John Kobarda retires as London fire chief 'effective immediately'
27-year veteran leaves with department facing complaints about workplace harassment
A week after it hired a third-party investigator to examine workplace harassment at city hall, the City of London announced the retirement of Fire Chief John Kobarda with no warning, no fanfare and no glowing words, just that it was 'effective immediately.'
The unceremonious end to Kobarda's 14-year tenure as the man at the helm of the city's fire department came in the form of a news release on Monday that was a mere five lines long.
I'm actually surprised they didn't fire him.- John Hassan, former president of the London Professional Firefighters Association
The London Professional Firefighters Association, the union that represents firefighters, posted a statement on its Facebook page that said it would neither comment on the timing nor the circumstances of Kobarda's sudden departure.
"We choose rather to focus on moving forward and making every effort to effect change where there needs to be change, and to work together with the management leadership team to make improvements where we can, and to continue to preserve and protect a safe and supportive work environment for our employees," it said.
'Culture of fear'
"I'm actually surprised they didn't fire him," said John Hassan, a former president of the London Professional Firefighters Association and a veteran of the city's fire service, who retired with the rank of Captain in 2016.
"In my opinion, he should have been fired, as well as a bunch of other people," he said. "I'm happy for the department that there's going to be a change and I hope it's the first of many changes that signal a change in the style of leadership, getting some actual leadership and recognizing the people that I used to work with ought to be supported not bullied, belittled and harassed."
He virtually locked himself in his office for 12 to 16 hours a day and was never seen by anybody.- Dave Walmsley
In the last week, a number of firefighters have complained to the media about a "culture of fear" that has permeated the city's fire department and languished for years.
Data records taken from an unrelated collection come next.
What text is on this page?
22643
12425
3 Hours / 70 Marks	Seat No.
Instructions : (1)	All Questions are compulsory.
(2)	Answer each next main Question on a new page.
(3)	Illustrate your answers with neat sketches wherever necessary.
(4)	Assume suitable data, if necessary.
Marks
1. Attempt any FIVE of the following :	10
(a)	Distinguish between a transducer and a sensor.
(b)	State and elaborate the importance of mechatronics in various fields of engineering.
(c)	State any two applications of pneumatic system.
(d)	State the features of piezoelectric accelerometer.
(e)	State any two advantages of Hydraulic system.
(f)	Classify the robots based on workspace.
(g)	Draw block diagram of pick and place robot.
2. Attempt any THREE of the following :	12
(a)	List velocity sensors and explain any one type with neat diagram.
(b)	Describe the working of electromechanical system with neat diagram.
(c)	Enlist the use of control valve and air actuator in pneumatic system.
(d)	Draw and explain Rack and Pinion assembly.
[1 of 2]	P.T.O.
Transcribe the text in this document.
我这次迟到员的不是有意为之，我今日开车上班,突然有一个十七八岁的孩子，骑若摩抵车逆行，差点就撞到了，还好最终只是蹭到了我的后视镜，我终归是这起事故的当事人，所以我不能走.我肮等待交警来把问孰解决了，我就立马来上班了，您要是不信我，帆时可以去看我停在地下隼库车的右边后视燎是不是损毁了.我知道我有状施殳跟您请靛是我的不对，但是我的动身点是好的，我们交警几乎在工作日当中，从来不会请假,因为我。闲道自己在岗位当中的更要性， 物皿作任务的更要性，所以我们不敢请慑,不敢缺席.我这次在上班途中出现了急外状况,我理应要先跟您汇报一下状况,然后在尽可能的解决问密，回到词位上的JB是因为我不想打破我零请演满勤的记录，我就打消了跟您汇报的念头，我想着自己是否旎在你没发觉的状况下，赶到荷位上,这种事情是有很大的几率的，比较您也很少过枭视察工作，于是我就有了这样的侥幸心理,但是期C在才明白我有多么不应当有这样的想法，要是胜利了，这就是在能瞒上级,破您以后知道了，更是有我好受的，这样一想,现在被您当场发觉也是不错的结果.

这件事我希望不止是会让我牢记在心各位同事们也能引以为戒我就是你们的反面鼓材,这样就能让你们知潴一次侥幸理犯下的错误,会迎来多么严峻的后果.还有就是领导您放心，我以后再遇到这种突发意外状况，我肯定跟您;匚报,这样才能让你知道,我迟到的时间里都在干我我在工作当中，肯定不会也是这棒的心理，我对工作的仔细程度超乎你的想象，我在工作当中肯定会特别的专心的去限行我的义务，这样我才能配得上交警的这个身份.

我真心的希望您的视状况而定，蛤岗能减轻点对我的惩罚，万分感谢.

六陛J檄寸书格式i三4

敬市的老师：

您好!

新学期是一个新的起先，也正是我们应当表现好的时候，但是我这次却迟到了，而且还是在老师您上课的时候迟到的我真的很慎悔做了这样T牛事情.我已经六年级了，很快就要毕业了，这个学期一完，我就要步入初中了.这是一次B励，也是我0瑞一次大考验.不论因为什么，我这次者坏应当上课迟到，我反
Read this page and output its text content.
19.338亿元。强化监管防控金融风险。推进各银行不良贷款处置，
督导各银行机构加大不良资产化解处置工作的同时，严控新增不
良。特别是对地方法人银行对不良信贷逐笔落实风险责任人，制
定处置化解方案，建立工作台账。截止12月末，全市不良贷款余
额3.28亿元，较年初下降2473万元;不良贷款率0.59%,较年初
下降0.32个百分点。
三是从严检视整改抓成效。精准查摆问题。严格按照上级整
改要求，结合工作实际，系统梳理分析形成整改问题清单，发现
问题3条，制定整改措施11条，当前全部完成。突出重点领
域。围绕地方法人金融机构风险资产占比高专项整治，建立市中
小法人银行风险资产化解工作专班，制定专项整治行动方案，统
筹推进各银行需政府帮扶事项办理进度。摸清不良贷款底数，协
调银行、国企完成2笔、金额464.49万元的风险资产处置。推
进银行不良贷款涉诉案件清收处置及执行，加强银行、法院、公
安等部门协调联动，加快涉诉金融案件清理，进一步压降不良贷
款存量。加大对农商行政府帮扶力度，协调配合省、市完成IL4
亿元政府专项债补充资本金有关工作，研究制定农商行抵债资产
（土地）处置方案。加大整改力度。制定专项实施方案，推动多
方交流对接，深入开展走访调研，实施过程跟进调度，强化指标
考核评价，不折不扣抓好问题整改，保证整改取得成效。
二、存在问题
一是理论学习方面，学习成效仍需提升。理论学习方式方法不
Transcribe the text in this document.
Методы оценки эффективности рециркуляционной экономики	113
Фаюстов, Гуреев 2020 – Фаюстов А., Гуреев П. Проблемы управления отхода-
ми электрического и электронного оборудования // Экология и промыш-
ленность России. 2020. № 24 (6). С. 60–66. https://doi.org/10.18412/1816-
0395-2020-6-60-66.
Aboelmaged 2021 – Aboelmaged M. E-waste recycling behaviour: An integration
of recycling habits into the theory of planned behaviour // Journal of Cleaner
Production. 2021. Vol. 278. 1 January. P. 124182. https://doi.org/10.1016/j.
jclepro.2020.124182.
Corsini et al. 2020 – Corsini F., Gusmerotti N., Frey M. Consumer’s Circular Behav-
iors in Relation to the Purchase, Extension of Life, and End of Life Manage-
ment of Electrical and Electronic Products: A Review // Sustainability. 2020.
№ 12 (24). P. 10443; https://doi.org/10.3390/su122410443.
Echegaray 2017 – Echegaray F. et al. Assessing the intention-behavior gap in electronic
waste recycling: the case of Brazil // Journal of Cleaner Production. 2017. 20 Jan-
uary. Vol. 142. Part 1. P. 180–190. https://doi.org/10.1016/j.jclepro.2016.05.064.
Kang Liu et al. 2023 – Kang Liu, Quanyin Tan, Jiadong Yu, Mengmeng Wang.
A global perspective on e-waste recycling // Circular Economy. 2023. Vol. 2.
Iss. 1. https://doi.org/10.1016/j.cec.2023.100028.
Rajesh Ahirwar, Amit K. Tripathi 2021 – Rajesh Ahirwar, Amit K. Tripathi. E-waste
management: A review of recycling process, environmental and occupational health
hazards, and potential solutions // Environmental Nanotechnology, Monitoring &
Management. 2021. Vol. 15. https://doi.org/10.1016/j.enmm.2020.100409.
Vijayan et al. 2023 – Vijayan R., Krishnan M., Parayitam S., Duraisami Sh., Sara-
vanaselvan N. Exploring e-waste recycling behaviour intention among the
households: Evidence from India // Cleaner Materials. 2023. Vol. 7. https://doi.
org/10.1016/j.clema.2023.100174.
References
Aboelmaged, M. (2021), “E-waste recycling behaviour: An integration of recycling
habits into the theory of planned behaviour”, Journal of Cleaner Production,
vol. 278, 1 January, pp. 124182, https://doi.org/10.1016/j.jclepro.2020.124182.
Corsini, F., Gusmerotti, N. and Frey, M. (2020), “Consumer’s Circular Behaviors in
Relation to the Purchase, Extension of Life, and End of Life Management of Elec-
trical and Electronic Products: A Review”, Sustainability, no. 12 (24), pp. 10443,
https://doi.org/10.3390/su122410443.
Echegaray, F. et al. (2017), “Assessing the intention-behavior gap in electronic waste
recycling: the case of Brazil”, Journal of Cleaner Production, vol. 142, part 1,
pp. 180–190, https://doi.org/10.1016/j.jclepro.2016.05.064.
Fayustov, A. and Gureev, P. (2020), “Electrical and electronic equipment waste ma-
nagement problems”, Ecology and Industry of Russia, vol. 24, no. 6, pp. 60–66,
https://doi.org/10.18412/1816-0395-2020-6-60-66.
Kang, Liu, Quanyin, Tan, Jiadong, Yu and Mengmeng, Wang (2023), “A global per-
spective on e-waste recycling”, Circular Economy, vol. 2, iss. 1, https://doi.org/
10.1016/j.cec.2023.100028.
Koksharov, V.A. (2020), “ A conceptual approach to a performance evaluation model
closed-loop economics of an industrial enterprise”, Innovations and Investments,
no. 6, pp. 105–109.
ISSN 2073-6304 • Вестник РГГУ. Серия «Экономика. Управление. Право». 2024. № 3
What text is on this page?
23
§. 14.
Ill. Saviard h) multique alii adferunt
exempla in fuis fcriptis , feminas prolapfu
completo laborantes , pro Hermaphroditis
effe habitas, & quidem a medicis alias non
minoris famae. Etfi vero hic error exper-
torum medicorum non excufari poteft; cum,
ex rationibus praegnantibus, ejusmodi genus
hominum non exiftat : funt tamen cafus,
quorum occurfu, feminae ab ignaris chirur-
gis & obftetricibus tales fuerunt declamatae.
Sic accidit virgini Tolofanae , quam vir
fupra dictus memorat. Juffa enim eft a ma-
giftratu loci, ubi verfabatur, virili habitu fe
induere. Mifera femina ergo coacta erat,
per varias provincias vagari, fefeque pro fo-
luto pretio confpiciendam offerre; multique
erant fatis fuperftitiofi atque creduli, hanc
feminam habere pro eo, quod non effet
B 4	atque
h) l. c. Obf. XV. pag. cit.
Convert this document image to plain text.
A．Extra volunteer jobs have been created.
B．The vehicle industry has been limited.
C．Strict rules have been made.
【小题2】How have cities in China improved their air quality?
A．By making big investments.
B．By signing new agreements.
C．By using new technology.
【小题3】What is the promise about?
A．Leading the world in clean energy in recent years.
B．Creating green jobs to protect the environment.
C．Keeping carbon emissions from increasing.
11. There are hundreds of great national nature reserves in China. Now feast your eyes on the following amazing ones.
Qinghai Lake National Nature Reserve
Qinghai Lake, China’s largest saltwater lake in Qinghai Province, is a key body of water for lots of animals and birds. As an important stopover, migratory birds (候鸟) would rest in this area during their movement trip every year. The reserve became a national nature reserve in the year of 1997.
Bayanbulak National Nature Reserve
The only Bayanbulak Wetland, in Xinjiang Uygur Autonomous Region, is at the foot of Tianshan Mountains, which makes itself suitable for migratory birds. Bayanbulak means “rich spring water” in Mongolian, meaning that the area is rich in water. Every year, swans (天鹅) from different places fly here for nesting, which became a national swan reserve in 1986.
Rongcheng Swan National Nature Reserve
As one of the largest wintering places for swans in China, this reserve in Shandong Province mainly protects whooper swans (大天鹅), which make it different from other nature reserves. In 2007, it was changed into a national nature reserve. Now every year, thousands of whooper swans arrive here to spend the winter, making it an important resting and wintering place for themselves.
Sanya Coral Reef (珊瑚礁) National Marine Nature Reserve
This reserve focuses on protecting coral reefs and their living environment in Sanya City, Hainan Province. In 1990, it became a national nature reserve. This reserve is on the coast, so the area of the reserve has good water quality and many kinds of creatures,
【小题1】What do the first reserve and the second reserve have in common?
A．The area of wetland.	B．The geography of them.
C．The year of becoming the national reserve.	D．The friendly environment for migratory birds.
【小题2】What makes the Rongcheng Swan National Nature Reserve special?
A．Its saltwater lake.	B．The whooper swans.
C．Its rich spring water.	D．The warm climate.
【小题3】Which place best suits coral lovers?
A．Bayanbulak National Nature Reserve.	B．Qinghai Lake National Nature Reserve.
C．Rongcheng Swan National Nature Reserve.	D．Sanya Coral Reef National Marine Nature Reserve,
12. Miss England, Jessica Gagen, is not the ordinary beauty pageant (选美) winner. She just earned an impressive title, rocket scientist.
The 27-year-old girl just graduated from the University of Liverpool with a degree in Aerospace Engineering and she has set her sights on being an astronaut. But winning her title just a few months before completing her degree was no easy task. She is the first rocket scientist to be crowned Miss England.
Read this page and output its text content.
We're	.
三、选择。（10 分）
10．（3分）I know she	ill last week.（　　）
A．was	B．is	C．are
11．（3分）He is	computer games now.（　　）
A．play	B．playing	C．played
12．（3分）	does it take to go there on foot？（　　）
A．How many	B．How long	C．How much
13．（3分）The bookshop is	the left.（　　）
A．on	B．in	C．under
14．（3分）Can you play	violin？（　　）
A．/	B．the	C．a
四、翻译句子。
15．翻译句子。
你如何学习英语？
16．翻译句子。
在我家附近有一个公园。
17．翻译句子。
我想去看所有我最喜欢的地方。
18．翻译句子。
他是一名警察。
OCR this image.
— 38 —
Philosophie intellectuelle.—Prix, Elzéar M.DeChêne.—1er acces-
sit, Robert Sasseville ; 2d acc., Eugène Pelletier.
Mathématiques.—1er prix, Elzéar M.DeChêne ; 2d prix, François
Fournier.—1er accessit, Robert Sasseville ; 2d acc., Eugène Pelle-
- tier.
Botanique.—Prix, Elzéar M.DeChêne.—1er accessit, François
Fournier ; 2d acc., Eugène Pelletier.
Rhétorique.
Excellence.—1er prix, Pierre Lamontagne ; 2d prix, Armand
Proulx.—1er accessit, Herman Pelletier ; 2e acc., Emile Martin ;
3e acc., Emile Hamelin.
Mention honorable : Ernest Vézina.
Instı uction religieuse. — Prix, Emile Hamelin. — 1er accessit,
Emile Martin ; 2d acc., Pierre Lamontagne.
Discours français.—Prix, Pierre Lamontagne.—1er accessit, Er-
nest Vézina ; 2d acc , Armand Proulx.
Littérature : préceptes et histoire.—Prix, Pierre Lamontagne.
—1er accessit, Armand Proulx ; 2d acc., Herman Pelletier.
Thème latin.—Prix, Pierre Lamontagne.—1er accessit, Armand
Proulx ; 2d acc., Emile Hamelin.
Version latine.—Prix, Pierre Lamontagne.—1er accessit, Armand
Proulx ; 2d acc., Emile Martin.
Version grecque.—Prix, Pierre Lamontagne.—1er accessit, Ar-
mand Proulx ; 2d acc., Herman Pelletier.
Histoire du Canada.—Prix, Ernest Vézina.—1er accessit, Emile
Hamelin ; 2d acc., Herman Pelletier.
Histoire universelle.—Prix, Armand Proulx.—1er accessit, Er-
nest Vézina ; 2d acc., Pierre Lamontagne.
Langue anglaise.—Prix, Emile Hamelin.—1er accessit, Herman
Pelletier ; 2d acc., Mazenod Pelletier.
One, where those who speak out about mistreatment of others are often mistreated themselves, with many firefighters reportedly being punished for standing up for their colleagues who were being bullied on the job.
'A fire chief who's been absent'
"What we've had under Chief Kobarda is really a fire chief who's been absent," said Platoon Chief Dave Walmsley, a London firefighter with 37 years experience on the job who has seen a number of chiefs come and go.
"He virtually locked himself in his office for 12 to 16 hours a day and was never seen by anybody," he said. "He didn't have our back.
"What we would like in a new fire chief is a person who recognizes the role of a fire chief is more than simply number crunching."
However, Walmsley said that change will likely not come overnight.
"Just because Chief Kobarda has now retired and has left the department does not mean that everything suddenly changes," he said.
"There are still questions that need answers. Stories out there that need to be looked into to just find out how high up the food chain this type of attitude goes."
'I'm frankly delighted at the news'
Lori Hamer will serve as acting chief while a recruitment process begins.
Kobarda's unceremonious retirement comes less than a week after the city announced an independent "top-to-bottom" review of the city's harassment policy.
Last week CBC News learned that 68 people have come forward to the London Abused Women's Centre in the last week complaining of a culture of fear in city departments.
"I'm frankly very delighted at the news," said London Abused Women's Centre Megan Walker Monday. "And, based on the number of phone calls we've received, a number of employees of the fire service are also delighted."
"There's been a lot of horrendous things that have happened over a long period of time," she said.
"I think it's very positive for the fire department and the employees of the fire department. I feel confident that this is one step in many steps that need to be taken to change the toxic workplace into one that makes employees feel safe and valued at," she said.